Angeklagter Schneider: Am Karfreitag, 1. April 1994, sind meine Frau und ich von Frankfurt nach Wien geflogen. Ich wollte nach Amerika. Das ist ein großes Land, da gibt es viele Flughäfen, da kann man sich bewegen. Und es ist ein kultiviertes Land. Dann wollte ich in der Nähe einer großen Stadt sein, um auch schnell wieder zurückfliegen zu können. Und dann mußte überlegt werden, was wir machen, wenn die Aktion schiefgeht. Die Aufgabe war, das so zu organisieren, daß ich auf gar keinen Fall irgendwo aufgespürt werden kann.
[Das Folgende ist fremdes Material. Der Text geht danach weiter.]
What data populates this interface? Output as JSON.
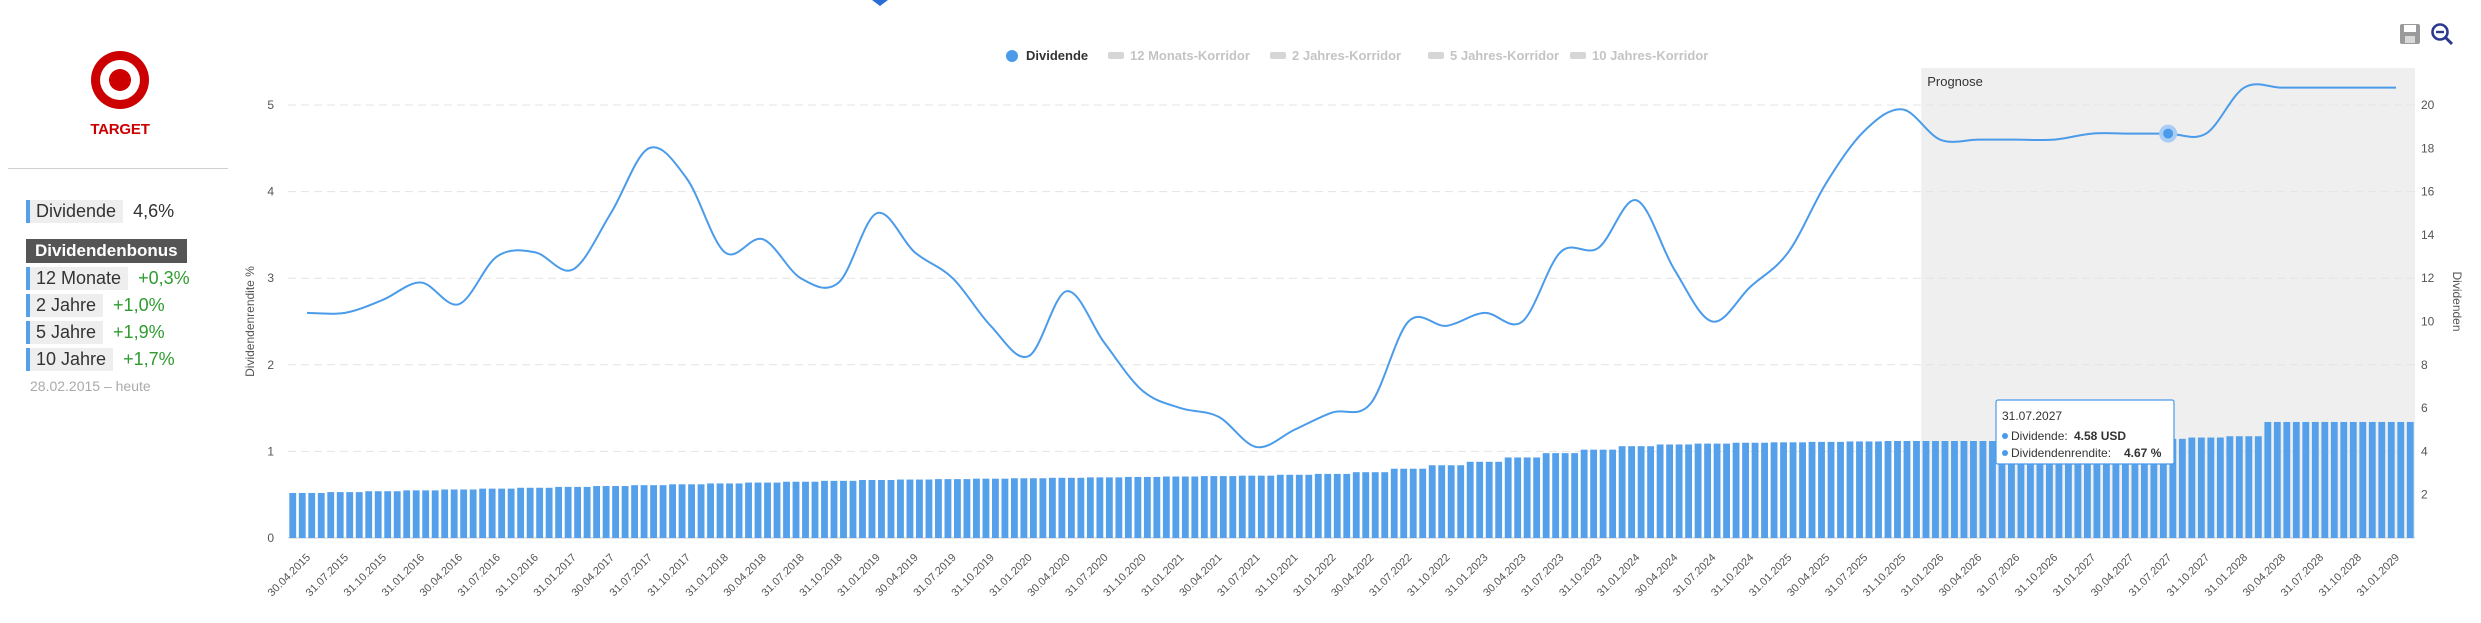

Am nächsten Morgen, Ostersamstag, sind wir nach Zürich geflogen und mit dem Zug weiter nach Genf gefahren.

Richter Müller: Hatten Sie zu dem Zeitpunkt schon Ihr Aussehen verändert?

Schneider: Ja, ich habe mein Toupet abgenommen auf der Gangway zum Flugzeug in Washington.

Richter Gehrke: Vor dem Flug nach Miami waren sozusagen die Würfel gefallen - Toupet ab!

Schneider: Toupet ab!

Richter Gehrke: Es gibt eine Notiz von Ihnen, als Blick in die Zukunft bezeichnet: "Man findet mich nicht, baue neues Leben auf und lasse die Kinder kommen." Was waren das für Überlegungen?